A total of 663 patients with 702 breast lesions were recruited. All patients received both conventional ultrasonography and quasistatic elastography. Patients' breast lesions were divided into A and B groups according to satisfactory and unsatisfactory elastographic examinations. Group A included 590 satisfactory elastograms, whereas Group B included 112 unsatisfactory elastograms.

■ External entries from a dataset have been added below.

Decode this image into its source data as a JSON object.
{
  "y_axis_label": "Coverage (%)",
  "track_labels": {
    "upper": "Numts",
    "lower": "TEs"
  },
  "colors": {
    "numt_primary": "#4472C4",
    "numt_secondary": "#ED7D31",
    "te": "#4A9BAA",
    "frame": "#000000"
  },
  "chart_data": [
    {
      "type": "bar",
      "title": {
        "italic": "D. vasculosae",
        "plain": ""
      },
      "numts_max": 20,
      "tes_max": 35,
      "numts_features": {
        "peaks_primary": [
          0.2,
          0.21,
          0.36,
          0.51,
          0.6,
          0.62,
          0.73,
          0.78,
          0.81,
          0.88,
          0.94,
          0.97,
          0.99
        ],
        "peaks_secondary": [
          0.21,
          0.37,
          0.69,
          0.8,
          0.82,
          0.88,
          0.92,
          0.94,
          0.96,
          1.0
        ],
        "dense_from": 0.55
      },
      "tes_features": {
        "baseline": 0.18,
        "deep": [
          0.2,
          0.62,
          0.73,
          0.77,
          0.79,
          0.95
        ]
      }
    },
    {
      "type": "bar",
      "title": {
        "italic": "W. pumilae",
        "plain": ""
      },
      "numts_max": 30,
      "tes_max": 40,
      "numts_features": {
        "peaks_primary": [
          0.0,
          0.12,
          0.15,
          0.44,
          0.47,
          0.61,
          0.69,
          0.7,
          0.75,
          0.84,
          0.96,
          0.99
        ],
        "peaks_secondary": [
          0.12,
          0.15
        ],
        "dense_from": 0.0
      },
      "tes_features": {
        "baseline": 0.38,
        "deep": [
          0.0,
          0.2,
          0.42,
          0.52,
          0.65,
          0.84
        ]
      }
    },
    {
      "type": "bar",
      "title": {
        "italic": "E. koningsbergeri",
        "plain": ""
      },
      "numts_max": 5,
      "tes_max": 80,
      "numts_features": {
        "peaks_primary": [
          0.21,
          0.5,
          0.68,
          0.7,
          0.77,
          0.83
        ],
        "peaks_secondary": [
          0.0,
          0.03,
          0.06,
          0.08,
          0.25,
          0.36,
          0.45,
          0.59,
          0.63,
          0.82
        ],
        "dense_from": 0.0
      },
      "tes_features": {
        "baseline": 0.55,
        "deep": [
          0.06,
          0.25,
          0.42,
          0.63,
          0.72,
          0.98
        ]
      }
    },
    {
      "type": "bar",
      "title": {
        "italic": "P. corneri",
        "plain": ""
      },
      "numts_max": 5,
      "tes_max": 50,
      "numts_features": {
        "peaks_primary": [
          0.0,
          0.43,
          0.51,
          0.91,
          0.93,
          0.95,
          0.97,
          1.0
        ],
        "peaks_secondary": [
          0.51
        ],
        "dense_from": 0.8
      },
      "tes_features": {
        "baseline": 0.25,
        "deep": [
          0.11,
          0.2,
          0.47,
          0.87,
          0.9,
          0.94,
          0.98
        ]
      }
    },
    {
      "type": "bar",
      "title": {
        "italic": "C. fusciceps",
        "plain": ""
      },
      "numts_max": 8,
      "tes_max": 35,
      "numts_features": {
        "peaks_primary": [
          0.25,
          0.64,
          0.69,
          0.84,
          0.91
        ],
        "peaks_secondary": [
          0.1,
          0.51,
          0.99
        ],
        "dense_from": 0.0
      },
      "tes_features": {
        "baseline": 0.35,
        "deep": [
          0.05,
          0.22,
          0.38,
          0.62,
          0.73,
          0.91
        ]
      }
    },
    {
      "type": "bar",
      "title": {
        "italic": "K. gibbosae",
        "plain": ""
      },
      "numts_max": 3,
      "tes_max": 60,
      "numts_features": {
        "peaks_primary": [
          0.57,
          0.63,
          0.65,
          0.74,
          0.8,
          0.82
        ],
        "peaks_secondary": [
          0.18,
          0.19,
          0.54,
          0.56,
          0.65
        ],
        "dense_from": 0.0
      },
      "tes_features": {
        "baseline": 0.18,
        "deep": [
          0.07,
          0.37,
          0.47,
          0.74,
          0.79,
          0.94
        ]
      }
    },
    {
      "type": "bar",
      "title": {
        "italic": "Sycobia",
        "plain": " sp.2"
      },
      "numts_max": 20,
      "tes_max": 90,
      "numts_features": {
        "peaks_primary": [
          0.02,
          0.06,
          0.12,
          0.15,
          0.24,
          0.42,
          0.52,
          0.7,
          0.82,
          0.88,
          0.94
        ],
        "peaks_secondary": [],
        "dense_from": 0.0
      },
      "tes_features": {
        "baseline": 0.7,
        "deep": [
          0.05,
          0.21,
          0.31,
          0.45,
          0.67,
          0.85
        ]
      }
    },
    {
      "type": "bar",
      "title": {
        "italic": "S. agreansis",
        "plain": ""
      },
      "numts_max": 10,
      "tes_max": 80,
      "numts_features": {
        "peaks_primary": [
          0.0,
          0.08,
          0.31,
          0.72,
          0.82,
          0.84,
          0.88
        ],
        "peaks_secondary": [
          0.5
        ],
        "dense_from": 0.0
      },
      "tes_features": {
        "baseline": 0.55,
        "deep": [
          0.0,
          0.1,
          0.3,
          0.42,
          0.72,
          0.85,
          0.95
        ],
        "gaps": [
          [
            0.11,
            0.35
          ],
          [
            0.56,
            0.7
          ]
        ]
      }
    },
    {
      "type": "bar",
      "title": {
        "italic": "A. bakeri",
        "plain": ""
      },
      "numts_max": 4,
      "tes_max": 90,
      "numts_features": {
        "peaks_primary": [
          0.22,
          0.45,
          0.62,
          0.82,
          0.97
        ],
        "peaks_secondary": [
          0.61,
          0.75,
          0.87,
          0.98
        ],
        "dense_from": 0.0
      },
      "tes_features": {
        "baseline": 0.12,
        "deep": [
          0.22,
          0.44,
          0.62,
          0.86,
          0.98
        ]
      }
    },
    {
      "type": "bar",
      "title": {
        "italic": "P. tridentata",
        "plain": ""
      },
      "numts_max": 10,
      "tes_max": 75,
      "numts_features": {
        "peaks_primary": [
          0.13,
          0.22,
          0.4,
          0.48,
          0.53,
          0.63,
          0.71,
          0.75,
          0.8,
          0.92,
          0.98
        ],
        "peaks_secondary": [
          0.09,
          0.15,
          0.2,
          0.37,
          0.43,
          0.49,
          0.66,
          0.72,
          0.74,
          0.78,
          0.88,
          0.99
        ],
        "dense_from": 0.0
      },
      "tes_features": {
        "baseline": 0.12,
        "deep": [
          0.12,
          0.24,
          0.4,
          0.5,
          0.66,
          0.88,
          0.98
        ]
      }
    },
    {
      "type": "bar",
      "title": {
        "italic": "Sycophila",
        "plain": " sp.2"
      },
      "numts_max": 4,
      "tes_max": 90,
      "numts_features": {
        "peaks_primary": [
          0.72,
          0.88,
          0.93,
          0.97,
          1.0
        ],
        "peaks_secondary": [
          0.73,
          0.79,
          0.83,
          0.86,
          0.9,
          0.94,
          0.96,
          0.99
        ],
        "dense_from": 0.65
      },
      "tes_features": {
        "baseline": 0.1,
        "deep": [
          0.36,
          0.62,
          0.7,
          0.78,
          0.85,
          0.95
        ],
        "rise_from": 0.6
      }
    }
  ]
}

Various factors—maximum depth of the lesion, maximum transverse diameter of the lesion, thickness of the adipose layer, thickness of the glandular layer, thickness of the breast, distance between the nipple and lesion, age, body mass index, and menopausal status—were analyzed and compared between the groups to gauge their effects on the quality of the elastograms.


Significantly deeper lesions, higher maximum transverse lesion diameters, thicker adipose layers, thicker glandular layers, and thicker breasts were identified in group B patients compared to group A patients (P < .05). Multivariate logistic regression analyses showed that the maximum depth of the lesion, thickness of the adipose layer, and thickness of the breast were independent factors in the quality of elastograms. The area under the curve for the maximum depth of the lesion was 0.986 with the optimal cutoff threshold of 2.5 cm.


Quasistatic elastography can be a supplementary approach to conventional ultrasonography in helping improve the diagnostic accuracy of breast lesions. The depth and size of breast lesions are correlated with the quality of elastograms.